12/03/2020 às 15h55min - Atualizada em 12/03/2020 às 15h55min

Crítica: Orgulho e Preconceito é o melhor romance de todos os tempos

Fiamma Lira - Editado por Rafael Campos
Reprodução/Internet
A narrativa começa com uma constatação bem comum para os padrões daquela época: dizendo que um homem solteiro e rico precisa de uma esposa. O casamento era visto não apenas como uma condição desejada, mas também obrigatória.

Jane Austen era uma pessoa destemida, impulsiva, de temperamento forte, personalidade firme e extremamente decidida. Muitas dessas características estão presentes na personalidade e no comportamento das mulheres na história, principalmente da protagonista Elizabeth Bennet.

Apesar de viver numa sociedade dominada pelo conceito machista, patriarcal e bastante conservadora, Elizabeth sabia o que desejava e casar não estava nos seus planos. Ela ansiava em viver grandes aventuras, experiências, descobrir coisas novas e dar vazão às suas ideias.

Mesmo diante daquele cenário, a jovem possui a mente aberta e tem opiniões bem distintas das atitudes tradicionais. Um exemplo disso é o seu sonho em viver de seus próprios recursos, sem depender das riquezas de um rapaz, além de sua resistência em se casar.

Nos dialógos do enredo, é comum observar a moça argumentando com os outros personagens a fim de defender o seu ponto de vista sobre os mais variados assuntos.

Em um período em que não se falava sobre direitos iguais, ela apoia e defende o acesso das mulheres as mesmas condições que são colocadas aos homens. Numa época em que o feminismo não era amplamente difundido como hoje, podemos considerá-la feminista, assim como sua autora.

Orgulho e Preconceito foi o romance de maior sucesso de Jane Austen. A obra foi publicada pela primeira vez em 1813, mas ele foi finalizado em 1797, antes dela completar 21 anos de idade. Tendo adaptações de todos os tipos e em diferentes plataformas como televisão cinema e teatro, em que filmes, séries e até uma novela foram inspiradas em seu enredo. Um exemplo mais recente disso foi a novela que a Rede Globo exibiu em 2018, titulada “Orgulho e Paixão”.

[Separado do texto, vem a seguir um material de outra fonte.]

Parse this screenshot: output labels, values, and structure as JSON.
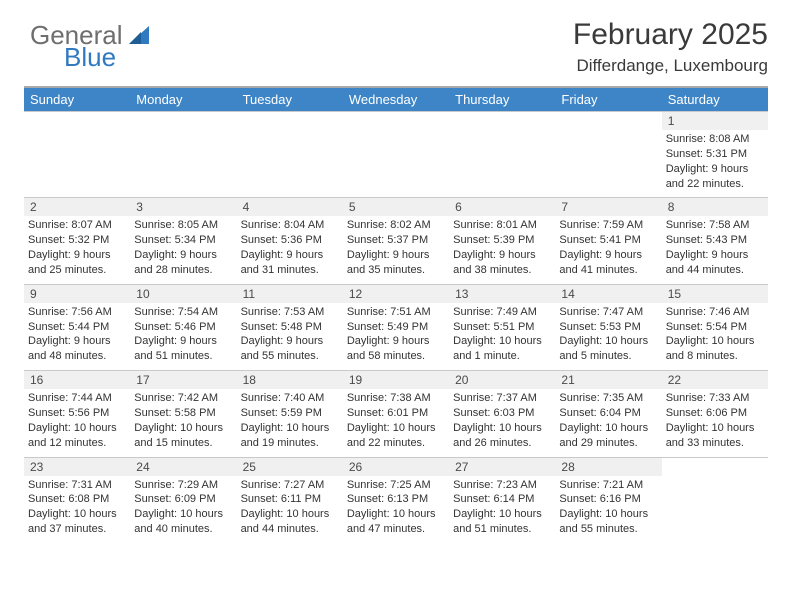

Outro ponto interessante no romance é a maneira como foram construídas as relações amorosas da trama. Em vez de clichês e estereótipos do amor perfeito presente nos contos  de fada, a escritora resolveu fazer algo diferente do que era feito no meio literário de sua época. Jane escolheu retratar os relacionamentos afetivos sob a ótica da realidade. Conflitos, desentendimentos, dramas e mágoas são revelados de forma honesta. Claro que a alegria e felicidade de viver um amor verdadeiro são mostrados, porém, não há fantasias nem ilusões, mas imenso realismo. Elizabeth e Darcy atestam a veracidade do fato.  


Fonte: Reprodução da Internet

Um detalhe que chama a atenção: o filme não exibe sequer um beijo na boca entre os casais, incluindo os protagonistas. O motivo desse acontecimento estão em duas coisas principais: a primeira é que o livro não relata cenas de beijo com nenhum personagem e o segundo é a falta de aceitação dos britânicos em incluir esse gesto, pois seria infiel a trama.

Vale ressaltar que muitos enredos reforçam a crença no amor à primeira vista. Orgulho e Preconceito se difere desses escritos. Elizabeth e Darcy não se gostam nas primeiras vezes em que se encontram. Pelo contrário, os dois personagens trocam farpas e até ofensas. Somente quando passam a ter um diálogo sincero é que começam a se entender e a partir daí, passam a nutrir sentimentos um ao outro.

A narrativa é um belo exemplo de empatia, humildade e perdão. Os protagonistas, possuem suas crenças e opiniões, muitas delas equivocadas e preconceituosas, porém, com o passar do tempo, eles reconhecem os seus erros, pedem desculpas, se corrigem e melhoram no seu comportamento. Não existem amores perfeitos nem seres perfeitos. O que há são pessoas imperfeitas que buscam o melhor de si e do outro, apesar das suas imperfeições. Algo lindo e real. Essa é a grande lição.